Dr. Ruppert was soon able to attract additional gifts. The college received $3 million from the Charles A. Dana Foundation, the Dana Corp. and the Dana Corporation. Foundation for the construction of the Eleanor N. Dana Center for Continuing Health Education; $650,000 from the Dowling Trust and the Kresge Foundation toward the cost of what is today known as the MUO-Mercy Rehabilitation Hospital at the Coghlin Pavilion, and more than $1 million from the Mr. and Mrs. Kobacker for the Center. All the facilities opened between 1979 and 1983.

In addition to completion of the University Medical Center, the Hospital Support Building that today is known as Dowling Hall, the Dana Center, MUO-Mercy Rehabilitation Hospital at the Coghlin Pavilion and the Kobacker Center, construction also began on the Facilities Support Building, and on the Health Center that opened in January 1988 and that today bears Dr. Ruppert's name as well as on the Henry L. Morse Physical Health Research Center that opened Dec. 4, 1986. Another building--the Toledo Hilton--opened on campus July 15, 1988 with private funding.

During the early 1990s, MUO added 101 acres formerly owned by the Toledo Mental Health Center adjacent to MUO's existing campus for the development of the Advanced Technology Park of Northwest Ohio, a technology park that Dr. Ruppert first proposed in 1984 as a method of bringing funds to the college through long-term leases in the park and opportunities for MUO scientists to work on projects with private industry, an important relationship both for the benefit of the institution and the community. In addition, planning began on the development of a new building to house the schools of nursing and allied health.

Building construction was not the only area of growth during his tenure as president. Dr. Ruppert turned his attention to the development of academic programs, and the college caught the attention of friends in the private sector.

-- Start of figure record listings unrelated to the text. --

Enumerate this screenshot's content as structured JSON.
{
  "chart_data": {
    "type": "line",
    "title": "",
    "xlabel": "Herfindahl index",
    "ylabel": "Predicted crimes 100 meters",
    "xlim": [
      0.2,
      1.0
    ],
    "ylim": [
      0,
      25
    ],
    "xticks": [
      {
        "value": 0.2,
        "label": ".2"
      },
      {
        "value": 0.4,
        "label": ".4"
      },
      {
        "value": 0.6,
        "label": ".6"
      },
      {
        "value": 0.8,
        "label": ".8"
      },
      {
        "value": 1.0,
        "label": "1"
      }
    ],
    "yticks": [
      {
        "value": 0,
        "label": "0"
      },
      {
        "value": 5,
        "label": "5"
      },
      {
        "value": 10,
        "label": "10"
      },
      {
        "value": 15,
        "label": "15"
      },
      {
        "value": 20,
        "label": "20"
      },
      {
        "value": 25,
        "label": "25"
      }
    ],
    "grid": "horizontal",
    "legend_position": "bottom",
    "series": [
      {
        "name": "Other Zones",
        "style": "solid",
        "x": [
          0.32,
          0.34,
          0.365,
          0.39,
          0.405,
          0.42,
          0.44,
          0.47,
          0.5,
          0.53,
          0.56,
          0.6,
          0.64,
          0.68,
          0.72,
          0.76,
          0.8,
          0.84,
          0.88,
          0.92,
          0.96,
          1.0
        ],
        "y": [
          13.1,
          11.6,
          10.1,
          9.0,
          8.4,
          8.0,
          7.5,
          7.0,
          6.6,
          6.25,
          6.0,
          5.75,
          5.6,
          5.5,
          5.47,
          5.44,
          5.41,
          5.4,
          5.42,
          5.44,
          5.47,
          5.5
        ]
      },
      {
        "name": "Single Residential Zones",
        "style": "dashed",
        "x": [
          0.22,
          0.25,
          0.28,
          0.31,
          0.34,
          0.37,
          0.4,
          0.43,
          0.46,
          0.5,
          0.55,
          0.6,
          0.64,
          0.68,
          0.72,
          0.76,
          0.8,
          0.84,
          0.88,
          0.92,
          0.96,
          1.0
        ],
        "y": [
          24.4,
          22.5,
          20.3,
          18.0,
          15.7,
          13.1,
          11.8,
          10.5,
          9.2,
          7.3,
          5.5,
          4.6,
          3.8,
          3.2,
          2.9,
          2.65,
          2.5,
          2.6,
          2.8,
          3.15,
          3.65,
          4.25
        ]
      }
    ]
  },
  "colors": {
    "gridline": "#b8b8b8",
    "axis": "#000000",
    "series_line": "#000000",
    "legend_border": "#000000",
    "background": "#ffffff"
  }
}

Harold and Helen McMaster, who have contributed millions of dollars to colleges and universities in northwest Ohio, provided funds in the early 1980s for creation at MUO of the McMaster Recombinant DNA laboratory and in October 1989 endowed the Helen and Harold McMaster Chair in Molecular Biology in the Department of Biochemistry and Molecular Biology.

The Coghlin Institute, founded by Ida Marie Dowling in her mother's name, Eleanore Coghlin Wilson, in June 1983, provided funds for the creation of the Eleanore Coghlin Chair in Rehabilitation Medicine, a gift that Dr. Ruppert said illustrated that the college was moving positively in the development of its faculty, staff and programs. In January 1990, a third chair was created when the France Stone Foundation endowed the Clair F. Martig Chair in Ahzheimer's Disease Research at MUO. And for many years the Stranahan family, which was synonymous with Champion Spark Plug Co., contributed to MUO's development, including two major endowments for laser therapy and organ transplantation research.